News Hole Partisans

Presidential politics was on the menu at Michael’s (alongside the $34 cobb salad) during a recent gathering of our men’s lunch group of PRs, journos and one special guest, the head of a magazine publishing company.

The day’s topic explored the variables that might still make a measurable impact on the candidates’ respective fates. It included the choice of vice president, and questions of age, race, and public finance.

One factor that surfaced, which I believe has the greatest potential to influence the election, involves those well-funded (and unrestricted) third-party groups, which advocate/propagate for one candidate or the other. This phenomenon led to the adoption the term “swift-boat” as a verb.

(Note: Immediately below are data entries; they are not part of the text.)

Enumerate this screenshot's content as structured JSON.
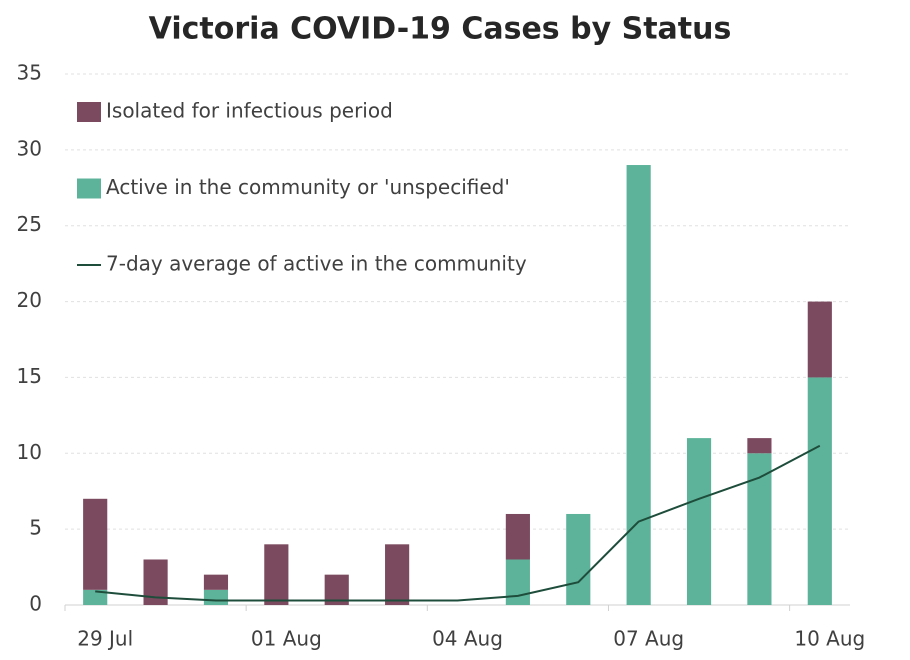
{
  "chart_data": {
    "type": "bar",
    "title": "Victoria COVID-19 Cases by Status",
    "categories": [
      "29 Jul",
      null,
      null,
      "01 Aug",
      null,
      null,
      "04 Aug",
      null,
      null,
      "07 Aug",
      null,
      null,
      "10 Aug"
    ],
    "series": [
      {
        "name": "Isolated for infectious period",
        "type": "bar",
        "color": "#7b4a5e",
        "values": [
          6,
          3,
          1,
          4,
          2,
          4,
          0,
          3,
          0,
          0,
          0,
          1,
          5
        ]
      },
      {
        "name": "Active in the community or 'unspecified'",
        "type": "bar",
        "color": "#5db399",
        "values": [
          1,
          0,
          1,
          0,
          0,
          0,
          0,
          3,
          6,
          29,
          11,
          10,
          15
        ]
      },
      {
        "name": "7-day average of active in the community",
        "type": "line",
        "color": "#1e4d3c",
        "values": [
          0.9,
          0.5,
          0.3,
          0.3,
          0.3,
          0.3,
          0.3,
          0.6,
          1.5,
          5.5,
          7.0,
          8.4,
          10.5
        ]
      }
    ],
    "ylim": [
      0,
      35
    ],
    "yticks": [
      0,
      5,
      10,
      15,
      20,
      25,
      30,
      35
    ],
    "grid": true,
    "legend": "top-left"
  }
}
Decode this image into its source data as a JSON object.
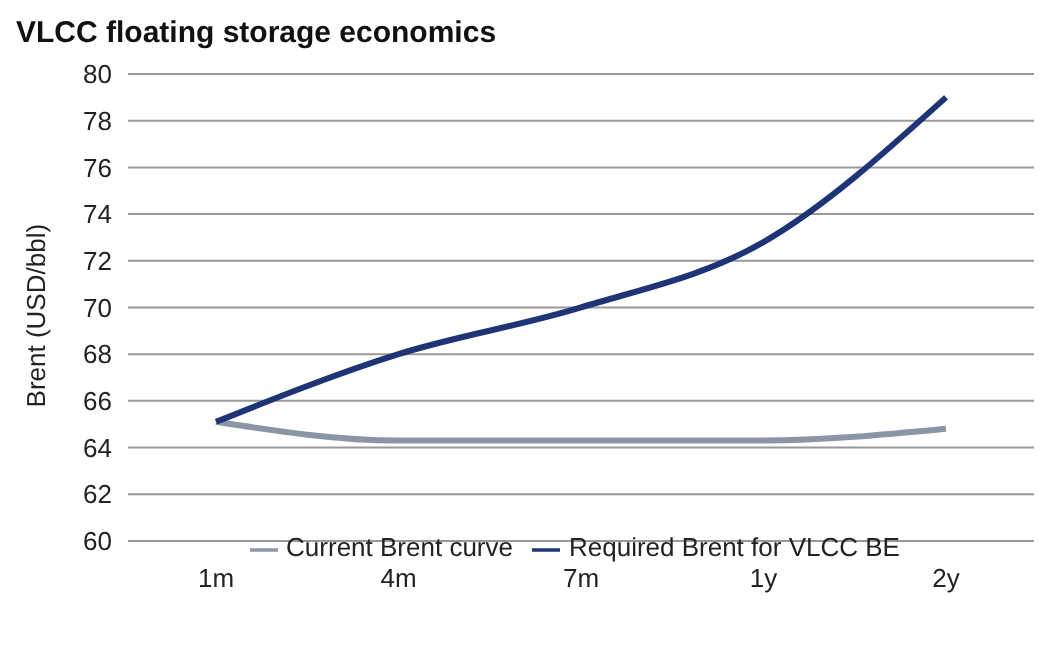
{
  "chart_data": {
    "type": "line",
    "title": "VLCC floating storage economics",
    "ylabel": "Brent (USD/bbl)",
    "categories": [
      "1m",
      "4m",
      "7m",
      "1y",
      "2y"
    ],
    "series": [
      {
        "name": "Current Brent curve",
        "color": "#8a96a6",
        "values": [
          65.1,
          64.3,
          64.3,
          64.3,
          64.8
        ]
      },
      {
        "name": "Required Brent for VLCC BE",
        "color": "#1f3477",
        "values": [
          65.1,
          68.0,
          70.0,
          72.8,
          79.0
        ]
      }
    ],
    "ylim": [
      60,
      80
    ],
    "yticks": [
      60,
      62,
      64,
      66,
      68,
      70,
      72,
      74,
      76,
      78,
      80
    ],
    "grid": "y",
    "legend": "bottom",
    "marker": "none",
    "line_style": "solid"
  }
}
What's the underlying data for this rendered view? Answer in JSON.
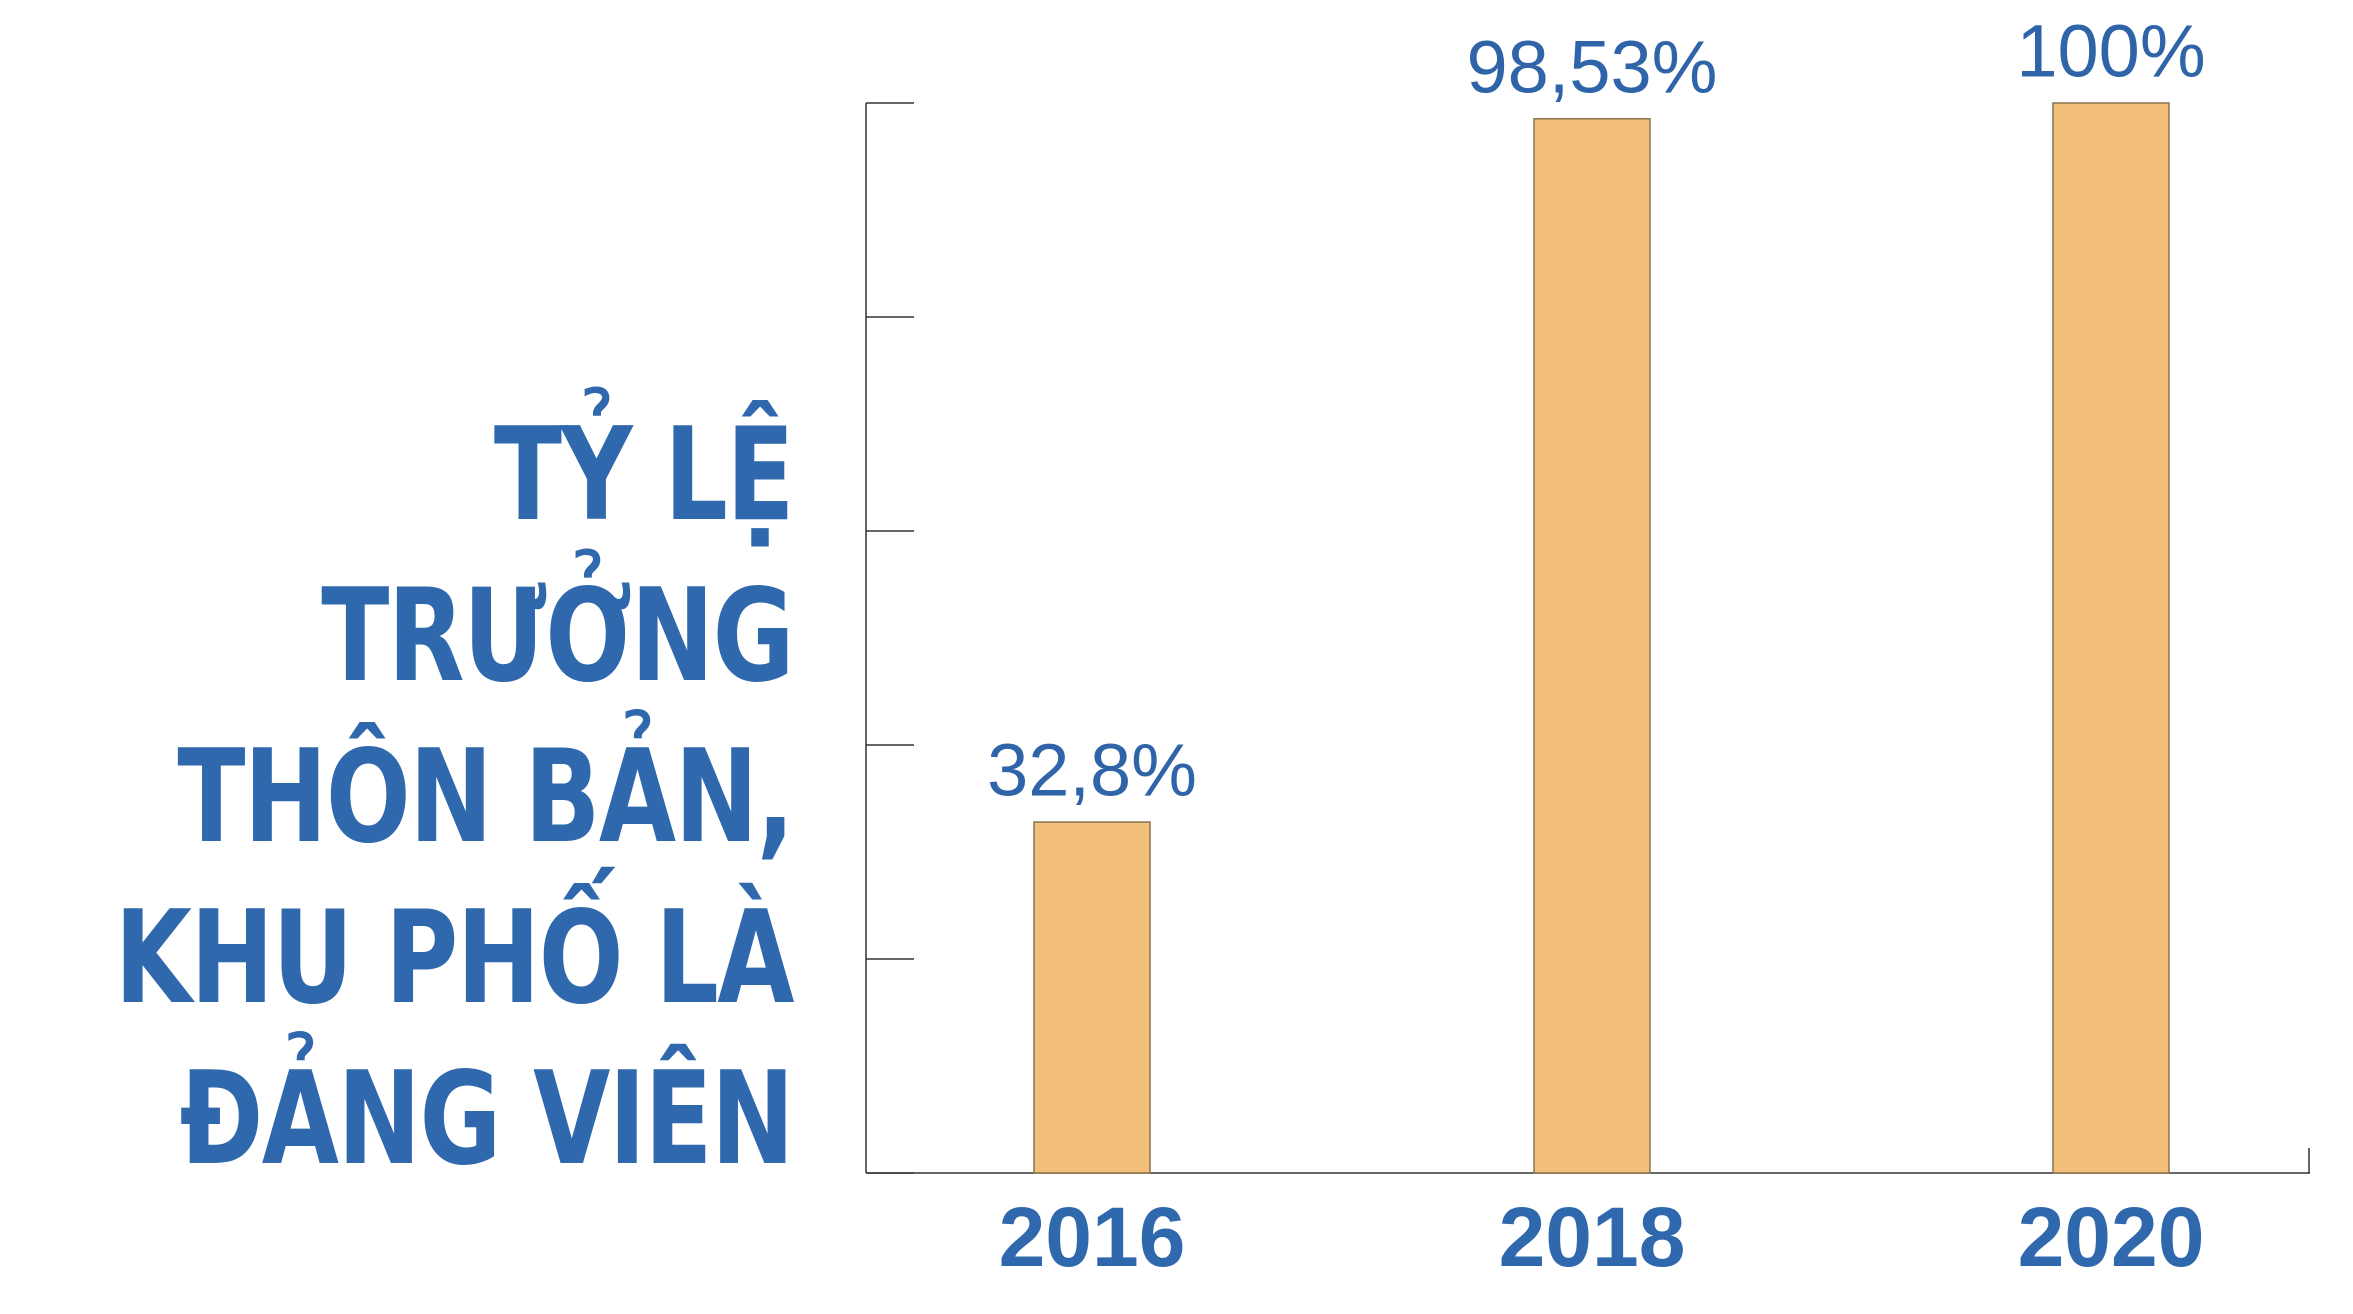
{
  "chart_data": {
    "type": "bar",
    "title": "TỶ LỆ\nTRƯỞNG\nTHÔN BẢN,\nKHU PHỐ LÀ\nĐẢNG VIÊN",
    "categories": [
      "2016",
      "2018",
      "2020"
    ],
    "values": [
      32.8,
      98.53,
      100
    ],
    "value_labels": [
      "32,8%",
      "98,53%",
      "100%"
    ],
    "color": "#f2c07a",
    "ylim": [
      0,
      100
    ],
    "yticks": [
      0,
      20,
      40,
      60,
      80,
      100
    ],
    "grid": false
  }
}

Taking this theme to the extreme, Salon today reported on one such group called Vets for Freedom, which somehow secured the U.S. military’s support (and your tax dollars) to advance Senator McCain’s Presidential prospects. The mechanism involves a “journalist”-embedding scheme in Iraq, with one exception: the journalists are members of this group, which has:

a remarkable number of ties — some previously unreported — to Republicans generally and John McCain’s campaign specifically. And it has run attack ads against Barack Obama.”

In his piece titled “Embedded Reporters or Republican Activists?”, Salon’s Alex Koppelman writes:

“But what about sending political activists and GOP operatives to Iraq in the guise of journalists, with the cooperation of the U.S. military and on the taxpayers’ dime, so that the activists can come home and proselytize for the Republican presidential candidate’s position on the war?”

After seven years of this Administration’s deceptive and PR industry-damaging practices — think Armstrong Williams, tainted military expert-spokespersons, official obfuscation, Jeff Gannon, Iraqi media pay-for-play, and too many others to recall — we’ve grown almost impervious to these repugnant Republican PR tactics.

Salon rightfully observes that this latest “campaign” to influence the court of public opinion — and ideally the election — appears to break new, and dangerous ground. What’s sobering is that it may just work.